The Clancy court suggested that those attorneys have “the responsibility to seek justice and to develop a full and fair record,” and that “the neutrality so essential to the system is violated” if an attorney had a personal interest in the litigation.

However, the Clancy court cautioned that “there are cases in which a government may hire an attorney on a contingent fee to try a civil case,” and Ikola posited that “California governments have routinely retained contingency fee counsel for decades, before and after Clancy.”

Ikola declined to extend Clancy to reach all civil actions, based on the Clancy court’s statement that the duty of absolute neutrality applies only to “a class of civil actions.” He further reasoned that even in that class of actions where Clancy would apply, its holding would not bar contingency fee lawyers from assisting government attorneys as co-counsel since the government attorneys would “check” the contingency fee lawyer’s financial interests.

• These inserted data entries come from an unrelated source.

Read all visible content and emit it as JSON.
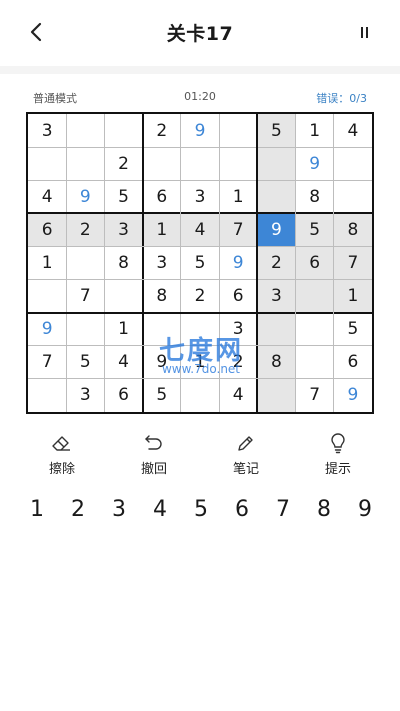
{
  "header": {
    "title": "关卡17"
  },
  "status": {
    "mode": "普通模式",
    "timer": "01:20",
    "errors": "错误：0/3"
  },
  "board": {
    "rows": [
      [
        "3",
        "",
        "",
        "2",
        "9",
        "",
        "5",
        "1",
        "4"
      ],
      [
        "",
        "",
        "2",
        "",
        "",
        "",
        "",
        "9",
        ""
      ],
      [
        "4",
        "9",
        "5",
        "6",
        "3",
        "1",
        "",
        "8",
        ""
      ],
      [
        "6",
        "2",
        "3",
        "1",
        "4",
        "7",
        "9",
        "5",
        "8"
      ],
      [
        "1",
        "",
        "8",
        "3",
        "5",
        "9",
        "2",
        "6",
        "7"
      ],
      [
        "",
        "7",
        "",
        "8",
        "2",
        "6",
        "3",
        "",
        "1"
      ],
      [
        "9",
        "",
        "1",
        "",
        "",
        "3",
        "",
        "",
        "5"
      ],
      [
        "7",
        "5",
        "4",
        "9",
        "1",
        "2",
        "8",
        "",
        "6"
      ],
      [
        "",
        "3",
        "6",
        "5",
        "",
        "4",
        "",
        "7",
        "9"
      ]
    ],
    "blue_cells": [
      [
        0,
        4
      ],
      [
        1,
        7
      ],
      [
        2,
        1
      ],
      [
        3,
        6
      ],
      [
        4,
        5
      ],
      [
        6,
        0
      ],
      [
        8,
        8
      ]
    ],
    "selected": [
      3,
      6
    ],
    "shaded_row": 3,
    "shaded_col": 6,
    "extra_shaded": [
      [
        4,
        6
      ],
      [
        4,
        7
      ],
      [
        4,
        8
      ],
      [
        5,
        6
      ],
      [
        5,
        7
      ],
      [
        5,
        8
      ]
    ],
    "colors": {
      "selected": "#3d86d6",
      "shade": "#e6e6e6",
      "blue": "#3d86d6"
    }
  },
  "watermark": {
    "main": "七度网",
    "sub": "www.7do.net"
  },
  "tools": [
    {
      "label": "擦除",
      "icon": "eraser-icon"
    },
    {
      "label": "撤回",
      "icon": "undo-icon"
    },
    {
      "label": "笔记",
      "icon": "pencil-icon"
    },
    {
      "label": "提示",
      "icon": "lightbulb-icon"
    }
  ],
  "numpad": [
    "1",
    "2",
    "3",
    "4",
    "5",
    "6",
    "7",
    "8",
    "9"
  ]
}
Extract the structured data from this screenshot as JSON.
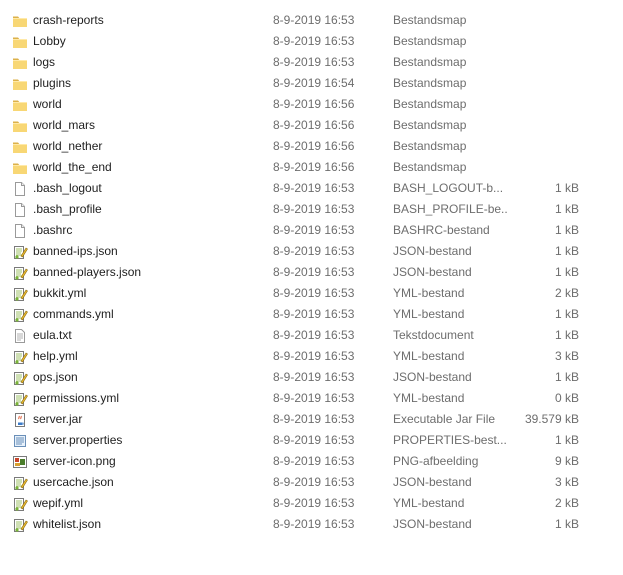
{
  "files": [
    {
      "name": "crash-reports",
      "date": "8-9-2019 16:53",
      "type": "Bestandsmap",
      "size": "",
      "icon": "folder-icon"
    },
    {
      "name": "Lobby",
      "date": "8-9-2019 16:53",
      "type": "Bestandsmap",
      "size": "",
      "icon": "folder-icon"
    },
    {
      "name": "logs",
      "date": "8-9-2019 16:53",
      "type": "Bestandsmap",
      "size": "",
      "icon": "folder-icon"
    },
    {
      "name": "plugins",
      "date": "8-9-2019 16:54",
      "type": "Bestandsmap",
      "size": "",
      "icon": "folder-icon"
    },
    {
      "name": "world",
      "date": "8-9-2019 16:56",
      "type": "Bestandsmap",
      "size": "",
      "icon": "folder-icon"
    },
    {
      "name": "world_mars",
      "date": "8-9-2019 16:56",
      "type": "Bestandsmap",
      "size": "",
      "icon": "folder-icon"
    },
    {
      "name": "world_nether",
      "date": "8-9-2019 16:56",
      "type": "Bestandsmap",
      "size": "",
      "icon": "folder-icon"
    },
    {
      "name": "world_the_end",
      "date": "8-9-2019 16:56",
      "type": "Bestandsmap",
      "size": "",
      "icon": "folder-icon"
    },
    {
      "name": ".bash_logout",
      "date": "8-9-2019 16:53",
      "type": "BASH_LOGOUT-b...",
      "size": "1 kB",
      "icon": "blank-file-icon"
    },
    {
      "name": ".bash_profile",
      "date": "8-9-2019 16:53",
      "type": "BASH_PROFILE-be...",
      "size": "1 kB",
      "icon": "blank-file-icon"
    },
    {
      "name": ".bashrc",
      "date": "8-9-2019 16:53",
      "type": "BASHRC-bestand",
      "size": "1 kB",
      "icon": "blank-file-icon"
    },
    {
      "name": "banned-ips.json",
      "date": "8-9-2019 16:53",
      "type": "JSON-bestand",
      "size": "1 kB",
      "icon": "notepad-plus-file-icon"
    },
    {
      "name": "banned-players.json",
      "date": "8-9-2019 16:53",
      "type": "JSON-bestand",
      "size": "1 kB",
      "icon": "notepad-plus-file-icon"
    },
    {
      "name": "bukkit.yml",
      "date": "8-9-2019 16:53",
      "type": "YML-bestand",
      "size": "2 kB",
      "icon": "notepad-plus-file-icon"
    },
    {
      "name": "commands.yml",
      "date": "8-9-2019 16:53",
      "type": "YML-bestand",
      "size": "1 kB",
      "icon": "notepad-plus-file-icon"
    },
    {
      "name": "eula.txt",
      "date": "8-9-2019 16:53",
      "type": "Tekstdocument",
      "size": "1 kB",
      "icon": "text-document-icon"
    },
    {
      "name": "help.yml",
      "date": "8-9-2019 16:53",
      "type": "YML-bestand",
      "size": "3 kB",
      "icon": "notepad-plus-file-icon"
    },
    {
      "name": "ops.json",
      "date": "8-9-2019 16:53",
      "type": "JSON-bestand",
      "size": "1 kB",
      "icon": "notepad-plus-file-icon"
    },
    {
      "name": "permissions.yml",
      "date": "8-9-2019 16:53",
      "type": "YML-bestand",
      "size": "0 kB",
      "icon": "notepad-plus-file-icon"
    },
    {
      "name": "server.jar",
      "date": "8-9-2019 16:53",
      "type": "Executable Jar File",
      "size": "39.579 kB",
      "icon": "java-jar-icon"
    },
    {
      "name": "server.properties",
      "date": "8-9-2019 16:53",
      "type": "PROPERTIES-best...",
      "size": "1 kB",
      "icon": "properties-file-icon"
    },
    {
      "name": "server-icon.png",
      "date": "8-9-2019 16:53",
      "type": "PNG-afbeelding",
      "size": "9 kB",
      "icon": "image-file-icon"
    },
    {
      "name": "usercache.json",
      "date": "8-9-2019 16:53",
      "type": "JSON-bestand",
      "size": "3 kB",
      "icon": "notepad-plus-file-icon"
    },
    {
      "name": "wepif.yml",
      "date": "8-9-2019 16:53",
      "type": "YML-bestand",
      "size": "2 kB",
      "icon": "notepad-plus-file-icon"
    },
    {
      "name": "whitelist.json",
      "date": "8-9-2019 16:53",
      "type": "JSON-bestand",
      "size": "1 kB",
      "icon": "notepad-plus-file-icon"
    }
  ],
  "colors": {
    "folder": "#f8d775",
    "folder_dark": "#dcb14a",
    "secondary_text": "#6d6d6d",
    "hover": "#e5f3ff"
  }
}
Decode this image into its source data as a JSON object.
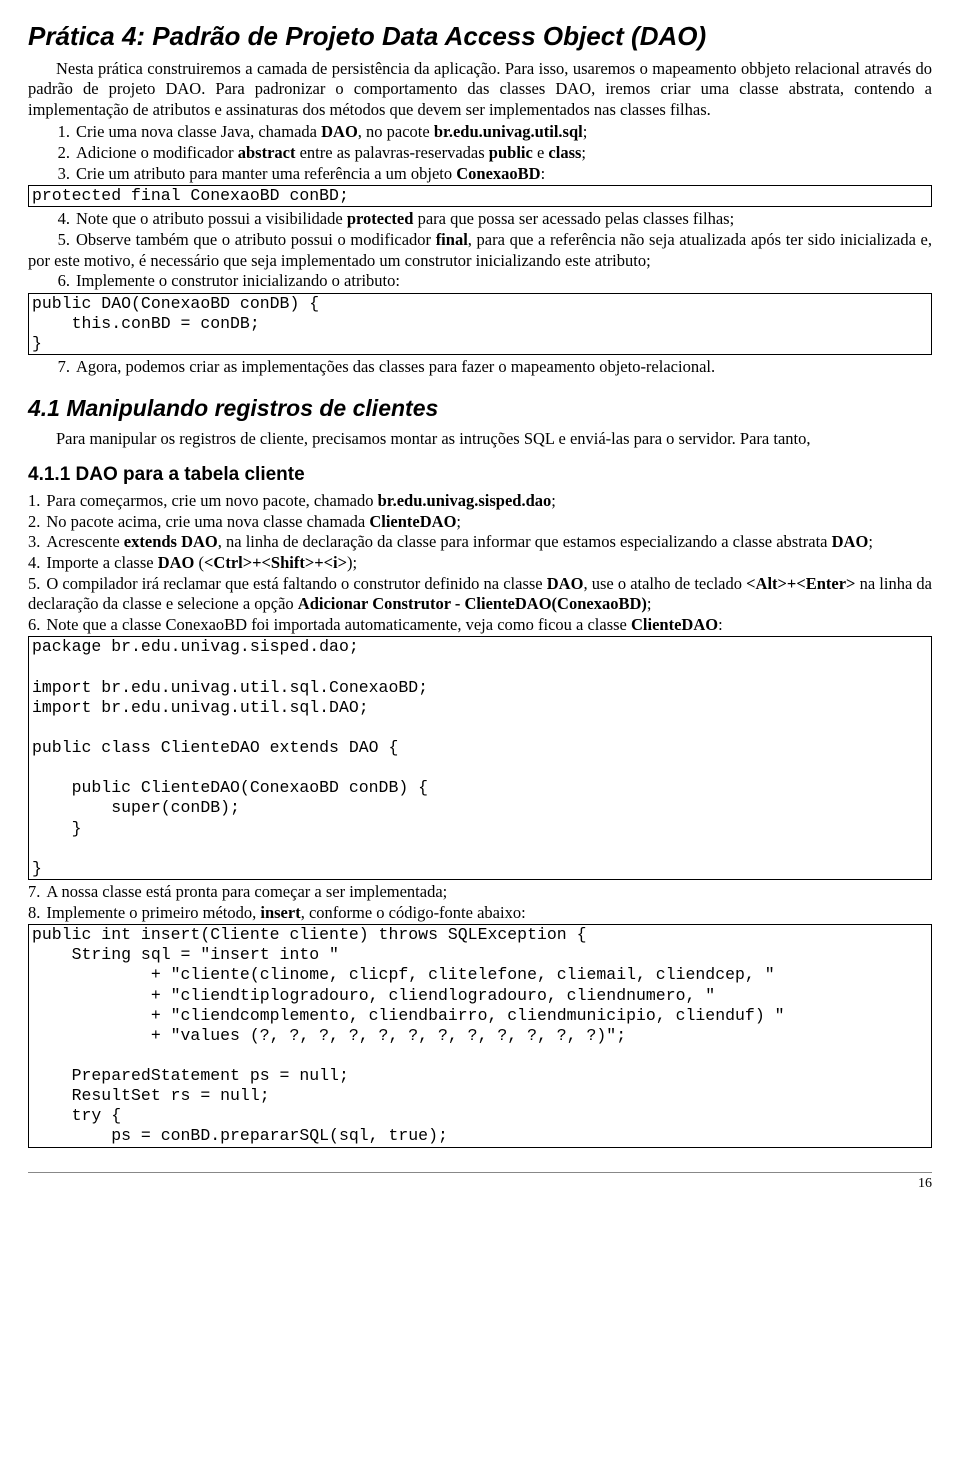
{
  "h1": "Prática 4: Padrão de Projeto Data Access Object (DAO)",
  "intro1": "Nesta prática construiremos a camada de persistência da aplicação. Para isso, usaremos o mapeamento obbjeto relacional através do padrão de projeto DAO. Para padronizar o comportamento das classes DAO, iremos criar uma classe abstrata, contendo a implementação de atributos e assinaturas dos métodos que devem ser implementados nas classes filhas.",
  "steps1": {
    "n1": "1.",
    "t1a": "Crie uma nova classe Java, chamada ",
    "t1b": "DAO",
    "t1c": ", no pacote ",
    "t1d": "br.edu.univag.util.sql",
    "t1e": ";",
    "n2": "2.",
    "t2a": "Adicione o modificador ",
    "t2b": "abstract",
    "t2c": " entre as palavras-reservadas ",
    "t2d": "public",
    "t2e": " e ",
    "t2f": "class",
    "t2g": ";",
    "n3": "3.",
    "t3a": "Crie um atributo para manter uma referência a um objeto ",
    "t3b": "ConexaoBD",
    "t3c": ":"
  },
  "code1": "protected final ConexaoBD conBD;",
  "steps2": {
    "n4": "4.",
    "t4a": "Note que o atributo possui a visibilidade ",
    "t4b": "protected",
    "t4c": " para que possa ser acessado pelas classes filhas;",
    "n5": "5.",
    "t5a": "Observe também que o atributo possui o modificador ",
    "t5b": "final",
    "t5c": ", para que a referência não seja atualizada após ter sido inicializada e, por este motivo, é necessário que seja implementado um construtor inicializando este atributo;",
    "n6": "6.",
    "t6": "Implemente o construtor inicializando o atributo:"
  },
  "code2": "public DAO(ConexaoBD conDB) {\n    this.conBD = conDB;\n}",
  "steps3": {
    "n7": "7.",
    "t7": "Agora, podemos criar as implementações das classes para fazer o mapeamento objeto-relacional."
  },
  "h2": "4.1 Manipulando registros de clientes",
  "intro2": "Para manipular os registros de cliente, precisamos montar as intruções SQL e enviá-las para o servidor. Para tanto,",
  "h3": "4.1.1 DAO para a tabela cliente",
  "stepsB": {
    "n1": "1.",
    "t1a": "Para começarmos, crie um novo pacote, chamado ",
    "t1b": "br.edu.univag.sisped.dao",
    "t1c": ";",
    "n2": "2.",
    "t2a": "No pacote acima, crie uma nova classe chamada ",
    "t2b": "ClienteDAO",
    "t2c": ";",
    "n3": "3.",
    "t3a": "Acrescente ",
    "t3b": "extends DAO",
    "t3c": ", na linha de declaração da classe para informar que estamos especializando a classe abstrata ",
    "t3d": "DAO",
    "t3e": ";",
    "n4": "4.",
    "t4a": "Importe a classe ",
    "t4b": "DAO",
    "t4c": " (",
    "t4d": "<Ctrl>+<Shift>+<i>",
    "t4e": ");",
    "n5": "5.",
    "t5a": "O compilador irá reclamar que está faltando o construtor definido na classe ",
    "t5b": "DAO",
    "t5c": ", use o atalho de teclado ",
    "t5d": "<Alt>+<Enter>",
    "t5e": " na linha da declaração da classe e selecione a opção ",
    "t5f": "Adicionar Construtor - ClienteDAO(ConexaoBD)",
    "t5g": ";",
    "n6": "6.",
    "t6a": "Note que a classe ConexaoBD foi importada automaticamente, veja como ficou a classe ",
    "t6b": "ClienteDAO",
    "t6c": ":"
  },
  "code3": "package br.edu.univag.sisped.dao;\n\nimport br.edu.univag.util.sql.ConexaoBD;\nimport br.edu.univag.util.sql.DAO;\n\npublic class ClienteDAO extends DAO {\n\n    public ClienteDAO(ConexaoBD conDB) {\n        super(conDB);\n    }\n\n}",
  "stepsC": {
    "n7": "7.",
    "t7": "A nossa classe está pronta para começar a ser implementada;",
    "n8": "8.",
    "t8a": "Implemente o primeiro método, ",
    "t8b": "insert",
    "t8c": ", conforme o código-fonte abaixo:"
  },
  "code4": "public int insert(Cliente cliente) throws SQLException {\n    String sql = \"insert into \"\n            + \"cliente(clinome, clicpf, clitelefone, cliemail, cliendcep, \"\n            + \"cliendtiplogradouro, cliendlogradouro, cliendnumero, \"\n            + \"cliendcomplemento, cliendbairro, cliendmunicipio, clienduf) \"\n            + \"values (?, ?, ?, ?, ?, ?, ?, ?, ?, ?, ?, ?)\";\n\n    PreparedStatement ps = null;\n    ResultSet rs = null;\n    try {\n        ps = conBD.prepararSQL(sql, true);",
  "pagenum": "16"
}
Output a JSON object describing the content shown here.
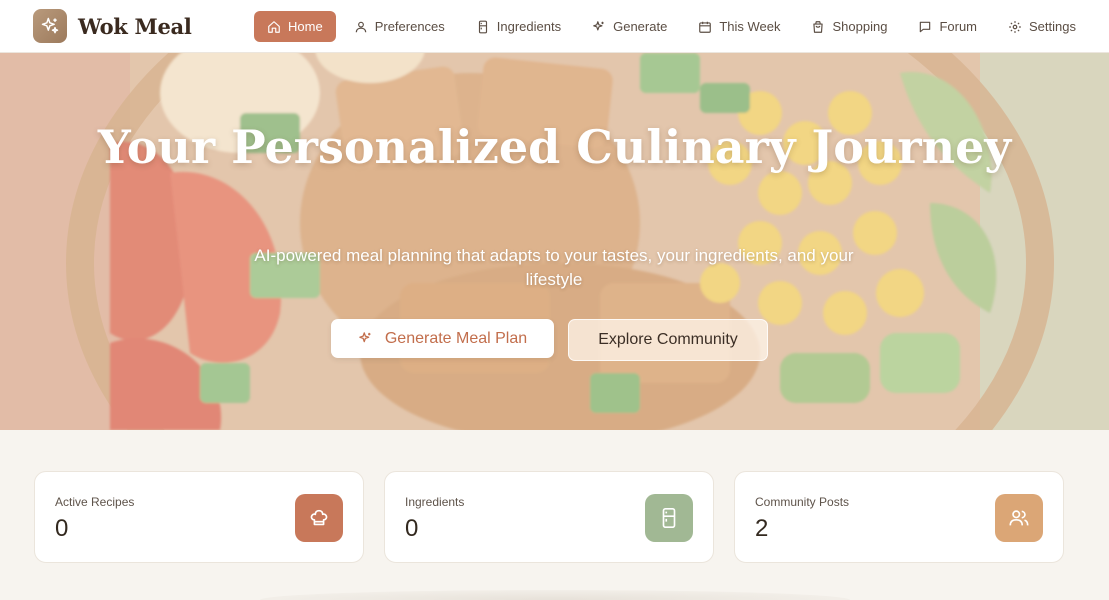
{
  "brand": {
    "name": "Wok Meal",
    "logo_icon": "sparkles-icon",
    "logo_color": "#a88a6c"
  },
  "nav": {
    "items": [
      {
        "label": "Home",
        "icon": "home-icon",
        "active": true
      },
      {
        "label": "Preferences",
        "icon": "user-icon",
        "active": false
      },
      {
        "label": "Ingredients",
        "icon": "fridge-icon",
        "active": false
      },
      {
        "label": "Generate",
        "icon": "sparkles-icon",
        "active": false
      },
      {
        "label": "This Week",
        "icon": "calendar-icon",
        "active": false
      },
      {
        "label": "Shopping",
        "icon": "shopping-bag-icon",
        "active": false
      },
      {
        "label": "Forum",
        "icon": "chat-icon",
        "active": false
      },
      {
        "label": "Settings",
        "icon": "gear-icon",
        "active": false
      }
    ],
    "active_color": "#c8785a"
  },
  "hero": {
    "title": "Your Personalized Culinary Journey",
    "subtitle": "AI-powered meal planning that adapts to your tastes, your ingredients, and your lifestyle",
    "primary_button": "Generate Meal Plan",
    "secondary_button": "Explore Community"
  },
  "stats": [
    {
      "label": "Active Recipes",
      "value": "0",
      "icon": "chef-hat-icon",
      "color": "#c8785a"
    },
    {
      "label": "Ingredients",
      "value": "0",
      "icon": "fridge-icon",
      "color": "#a1b894"
    },
    {
      "label": "Community Posts",
      "value": "2",
      "icon": "users-icon",
      "color": "#dba676"
    }
  ]
}
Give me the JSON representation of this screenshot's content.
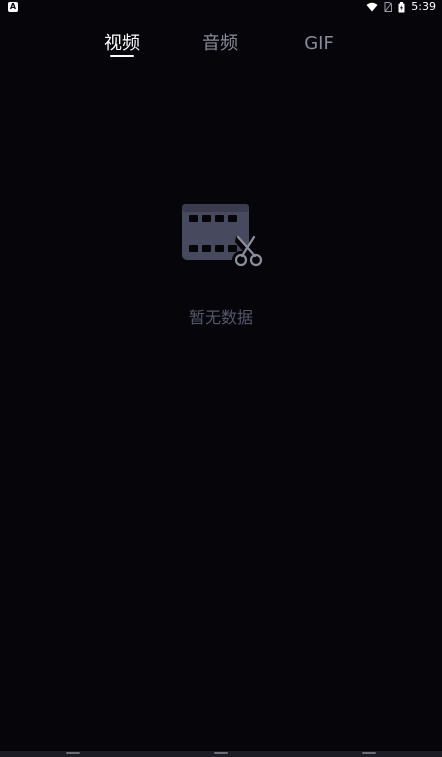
{
  "status_bar": {
    "left_badge": "A",
    "time": "5:39",
    "icons": [
      "wifi-icon",
      "sim-icon",
      "battery-icon"
    ]
  },
  "tabs": [
    {
      "label": "视频",
      "active": true
    },
    {
      "label": "音频",
      "active": false
    },
    {
      "label": "GIF",
      "active": false
    }
  ],
  "empty_state": {
    "icon": "film-scissors-icon",
    "message": "暂无数据"
  },
  "colors": {
    "background": "#05050a",
    "tab_active": "#ffffff",
    "tab_inactive": "#8a8b9a",
    "empty_text": "#55566a",
    "illustration": "#474a5e"
  }
}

As the companies did not offer evidence contradicting the evidence proffered by the city as to its attorneys’ active and constant supervision of outside counsel and the tax assessment proceedings did not involve the “balancing of interests and weighing of values contemplated by Clancy,” since “[a]ll that this action requires is a determination that the transient occupancy tax is due,” the justice concluded, Clancy is inapplicable.

Justices William F. Rylaarsdam and Richard D. Fybel joined Ikola in his decision.

The attorneys for the plaintiffs were Darrel J. Heiber, Stacy R. Horth-Neubert, Daniel M. Rygorsky and Raoul D. Kennedy of Skadden, Arps, Slate, Meagher & Flom on behalf of Priceline.com Incorporated, Lowestfare.com LLC, and Travelweb LLC; Kelly Hart & Hallman’s Brian S. Stagner for Travelocity.com Inc., Travelocity.com LP, and Site59.com LLC; Thomas R. Malcolm, James Karen, and Travis Biffar of Jones Day for Hotels.com LP, Hotels.com GP LLC, Expedia Inc., and Travelnow.com Inc.; and Jeffrey A. Rossman and Elizabeth B. Herrington of McDermott Will & Emery for Orbitz, Inc., Orbitz, LLC, Trip Network, Inc., and Internetwork Publishing Corporation.

Paul R. Kiesel and William L. Larson of Kiesel, Boucher & Larson, along with Patrick J. O’Connell, Kevin D. McHargue and Laura J. Baughman of Baron & Budd, and McKool Smith’s Steven D. Wolens and Gary Cruciani represented the city.

The case is Priceline.com Incorporated v. City of Anaheim, 10 S.O.S. 60.